J. & L. Lobmeyr is a glassware company from Vienna, Austria. It was founded in 1823 and is still family owned.

==History==
The company was founded in 1823 by Josef Lobmeyr (17 March 1792 – 8 May 1855). When his children acquired the company they renamed it J. & L. Lobmeyr, named after his son Joseph and brother Louis. Joseph became the marketing director and Louis managed the art department. Ludwig Lobmeyr (2 August 1829 – 25 March 1917) developed further professional relationships with Bohemian glassworks and glass making companies. They had an office at Kamenický Šenov and partners included Wilhelm Kralik of Meyrswalden.
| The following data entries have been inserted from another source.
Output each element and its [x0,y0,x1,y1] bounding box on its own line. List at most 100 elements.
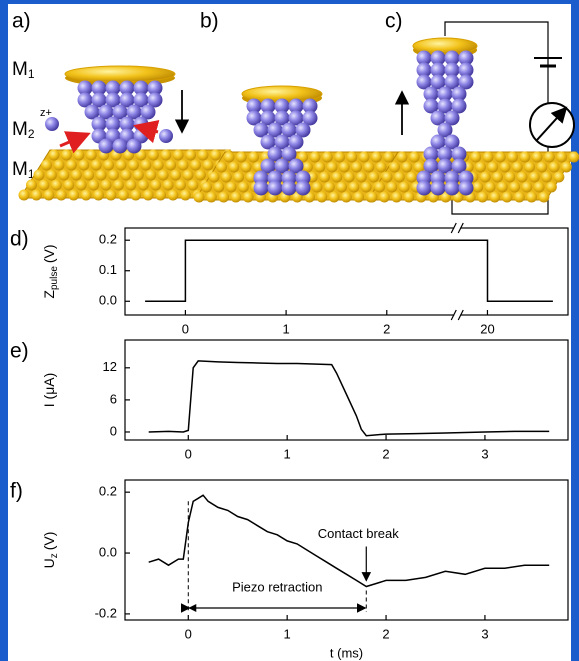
gold-atom [383,151,395,163]
gold-atom [340,191,352,203]
gold-atom [220,171,232,183]
label-sub: 1 [28,67,35,81]
gold-atom [152,159,164,171]
gold-atom [389,161,400,173]
atom [281,122,297,138]
y-tick-label: 0.2 [99,484,117,499]
gold-atom [391,191,403,203]
gold-atom [213,181,225,193]
axis-break-gap [454,312,461,318]
gold-atom [536,161,548,173]
gold-atom [225,181,237,193]
gold-atom [326,161,338,173]
x-axis-label: t (ms) [330,645,363,660]
atom [430,74,446,90]
gold-atom [202,159,214,171]
gold-atom [70,169,82,181]
atom [246,110,262,126]
gold-atom [170,169,182,181]
atom [451,146,467,162]
gold-atom [351,161,363,173]
label: M [12,119,28,140]
label-sub: 1 [28,167,35,181]
gold-atom [90,159,102,171]
gold-atom [368,171,380,183]
y-axis-label-part: (V) [41,532,57,551]
gold-atom [338,161,350,173]
label-m1: M1 [12,59,35,81]
frame [571,0,579,661]
gold-atom [172,149,184,161]
gold-atom [393,171,405,183]
gold-atom [511,161,523,173]
gold-atom [519,151,531,163]
gold-atom [41,159,52,171]
atom [147,92,163,108]
atom [416,74,432,90]
gold-atom [316,191,328,203]
x-tick-label: 0 [182,321,189,336]
atom [133,92,149,108]
gold-atom [245,171,257,183]
atom [288,110,304,126]
gold-electrode [412,37,478,55]
gold-atom [160,149,172,161]
atom [267,122,283,138]
atom [91,80,107,96]
gold-atom [474,161,486,173]
x-tick-label: 1 [284,626,291,641]
gold-atom [538,191,550,203]
gold-atom [240,161,252,173]
gold-atom [63,179,75,191]
panel-label: f) [10,480,23,503]
atom [416,62,432,78]
gold-atom [499,161,511,173]
atom [416,180,432,196]
atom [288,134,304,150]
gold-atom [218,191,230,203]
x-tick-label: 1 [284,446,291,461]
gold-atom [531,151,543,163]
atom [437,146,453,162]
gold-atom [323,181,335,193]
panel-label: c) [385,10,403,33]
y-tick-label: 0.0 [99,544,117,559]
gold-atom [193,191,205,203]
x-tick-label: 0 [185,446,192,461]
atom [281,146,297,162]
gold-atom [406,171,418,183]
panel-label: a) [12,10,31,33]
gold-atom [311,181,323,193]
gold-atom [346,151,358,163]
gold-atom [363,161,375,173]
gold-atom [201,181,212,193]
gold-atom [309,151,321,163]
atom [119,80,135,96]
gold-atom [237,181,249,193]
gold-atom [543,151,555,163]
gold-atom [179,189,191,201]
atom [458,50,474,66]
atom [295,122,311,138]
gold-atom [53,159,65,171]
panel-label: e) [10,340,29,363]
gold-atom [358,151,370,163]
meter [529,102,575,148]
gold-atom [75,179,87,191]
atom [430,134,446,150]
atom [105,92,121,108]
gold-atom [501,191,513,203]
atom [423,158,439,174]
y-axis-label-part: (V) [41,244,57,263]
y-axis-label-part: Z [41,290,57,299]
atom [274,110,290,126]
gold-atom [370,151,382,163]
plot-frame [124,479,569,621]
atom [437,98,453,114]
atom [437,86,453,102]
gold-atom [26,179,37,191]
atom [260,98,276,114]
gold-atom [524,161,536,173]
gold-atom [117,189,129,201]
y-axis-label-part: U [41,558,57,568]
J. & L. Lobmeyr provided a crystal chandelier for Schönbrunn Palace and other clients. They also had a partnership with Thomas Edison. They co-developed the first electric chandeliers in the world, in 1880, with Edison. They provided services for the King of Belgium, the Duke of Brabant, and the Court of Flanders. In 1906 they opened an office in Karlovy Vary. Around this time, clients included Archduke Franz Ferdinand of Austria. In recognition of their services, they were titled purveyor to the Imperial Court. In 1917, Louis died. The company was left to Stefan Rath (1876–1960), Louis' nephew. Additional clients included the Vienna State Opera, the Metropolitan Opera, the John F. Kennedy Center for the Performing Arts, and the Kremlin. As of 1962, Rath had written a history of the family and company.

Ludwig Lobmeyr (2 August, 1829 in Vienna; † March 25, 1917) expanded the contacts to Bohemian glassworks and glass finishing workshops that his father had already established; he maintained several branches in the region and hired glass cutters and engravers for himself. Kamenický Šenov and the surrounding area was a center for the recruitment of artists. Ludwig also worked closely with the Bohemian glass manufacturer Wilhelm Kralik von Meyrswalden, the husband of his sister Louise. He had many of his glass designs produced in the company of his brother-in-law Meyr's nephew in Adolf near Winterberg.

Under Ludwig's management, the company J. &. L. Lobmeyr became a court glassware dealer in 1860. It supplied crystal chandeliers for the Hofburg, Schönbrunn Palace and the Bavarian royal palaces. Ludwig, himself an enthusiastic patron of the arts and collector, also knew artists and scientists outside the field of glassmaking, such as Theophil von Hansen and Josef Hoffmann. In 1882, in collaboration with Thomas Alva Edison, he equipped the Redoutensäle with the world's first electric chandeliers. He was appointed to the House of Lords (upper house of parliament) by Emperor Franz Joseph I in 1887 and made an honorary citizen of the city of Vienna in 1889. He turned down the offer to apply for the nobility.

Lobmeyr was also a purveyor to the Bavarian, Serbian, Greek and Bulgarian courts. Earlier suppliers included the King of Belgium, the Duke of Brabant and the Count of Flanders. In 1907, another branch was opened in Karlsbad. A very large service was produced for the heir to the throne Franz Ferdinand, who had previously selected the motifs in the Museum of Applied Arts, Vienna.

When Ludwig died childless in 1917, he bequeathed the company to Stefan Rath (1876–1960), the son of his sister Mathilde. In 1907, another branch was opened in Karlsbad. A very large service was produced for the heir to the throne Franz Ferdinand, who had previously selected the motifs in the K.K. Austrian Museum of Art and Industry.

The company survived the Second World War and in the post-war period, orders for the chandeliers and candelabras in the Vienna State Opera, the theater in Luxembourg, the Metropolitan Opera in New York, the John F. Kennedy Center for the Performing Arts in Washington DC and the Kremlin in Moscow kept business going.

Today, the company is still owned by Rath's grand children Andreas, Leonid and Johannes.